Deal or No Deal?

What’s going on with Brexit, and what happens if we don’t get a deal?

Michel Barnier, the EU chief negotiator, flew into London on Friday (29th November). The Brexit talks between him and his UK counterpart, David Frost, restarted in person on Saturday. The time to reach an agreement is running out, so these talks are a last-ditch attempt to avoid a no-deal Brexit.

The UK is currently in a ‘transition period’ – it left the EU on the 31st of January so no longer participates in EU decisions. It is, however, still subject to the EU laws and treaties it was subject to before it left. Once the transition period is over, the UK is on its own. The deadline for extending the transition period elapsed on the 1 June, meaning it must end on the 31st of December this year.

Some elements of what will happen next are definite. The UK will no longer be part of the single market, so VAT will be paid on imports and exports from the EU. There will be checks for UK nationals at the EU border and you won’t be able to stay in an EU member state for more than 3 months within a given 6 month period. If you’re planning on staying longer than that or working there, you will need some sort of visa. This will pose a problem for short term business trips. For many, the first sign that Brexit has happened will be going down the channel for non-EEA citizens for passport checks in EU airports.

Beyond this, what happens in January depends on whether a deal is reached. If there is no deal, higher tariffs could disrupt industries such as car manufacturers, who would face that import tariff on the 55% of their cars they export to the EU. The UK would no longer have to comply with EU regulations, which would lead to checks on EU borders. There would be tariffs on food imports from the EU which make up 70% of all food imports to the UK. While this may be mitigated slightly by deals reducing tariffs on imports from other countries, food prices overall will probably rise.

One of the suggested benefits of no deal is that it increases the quotas of UK fishermen. It would also make access to the European markets that many rely on to sell their catch more difficult. Fishing is a major sticking point in the negotiations, partly because there are many countries involved. This is a little absurd given that fishing makes up only 0.1% of UK GDP, and some landlocked countries in the EU don’t have a fishing fleet at all.

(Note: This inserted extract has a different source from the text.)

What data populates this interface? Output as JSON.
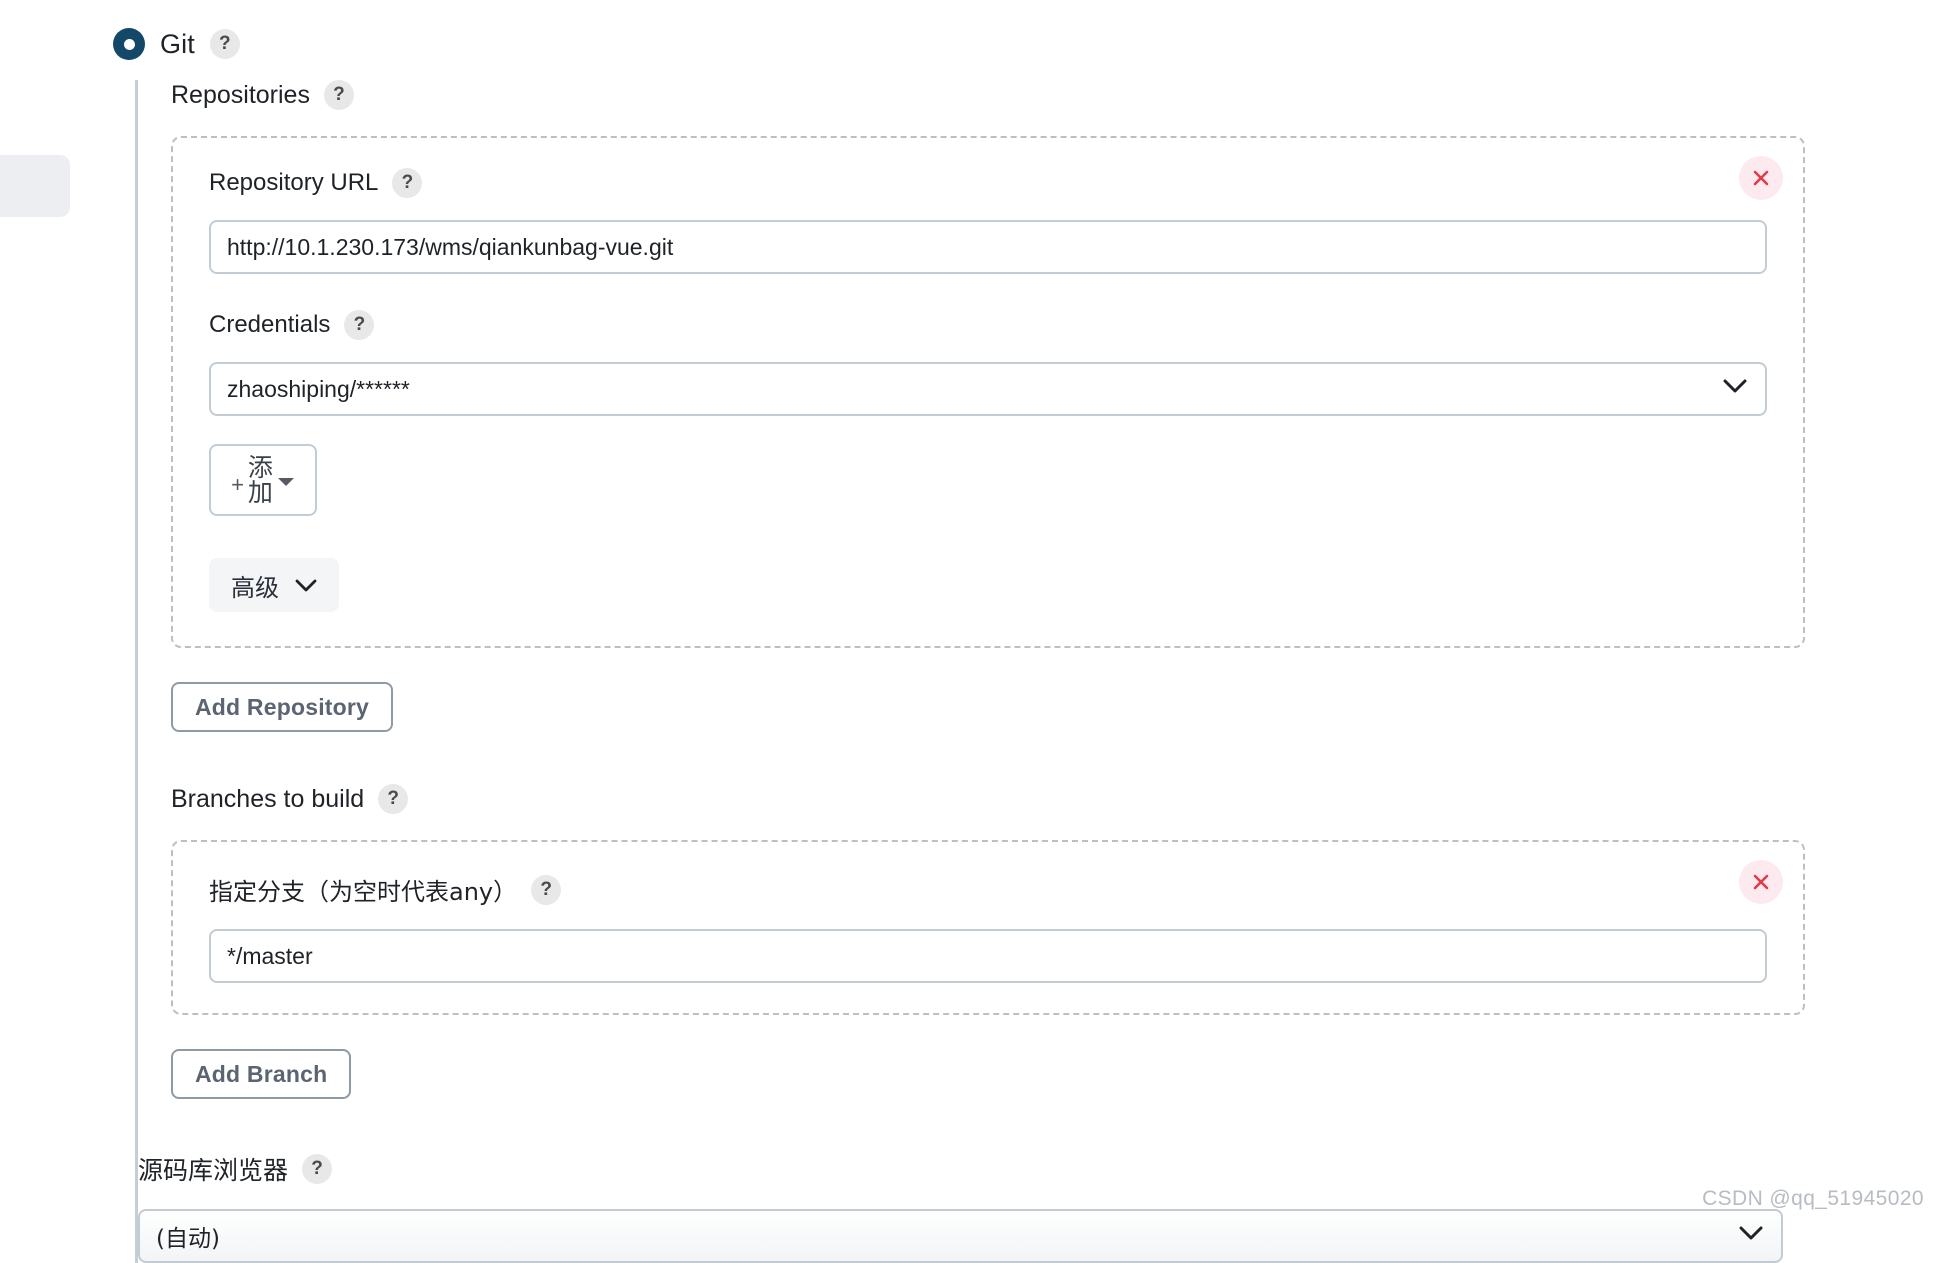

So, a no-deal Brexit is something that we want to avoid – and according to Boris Johnson, the chances of it happening are ‘a million to one against’. He certainly has political incentive to get a deal – no-deal would give momentum to the Scottish independence movement and back up Labour’s accusations of incompetence. There have been suggestions that the EU is willing to make concessions on fishing, greatly increasing the chances of an agreement being reached before the time is up. The consensus is that a deal is more likely than not, but not by much. As Boris has said, we still need to ‘get ready’ for what happens if there isn’t one.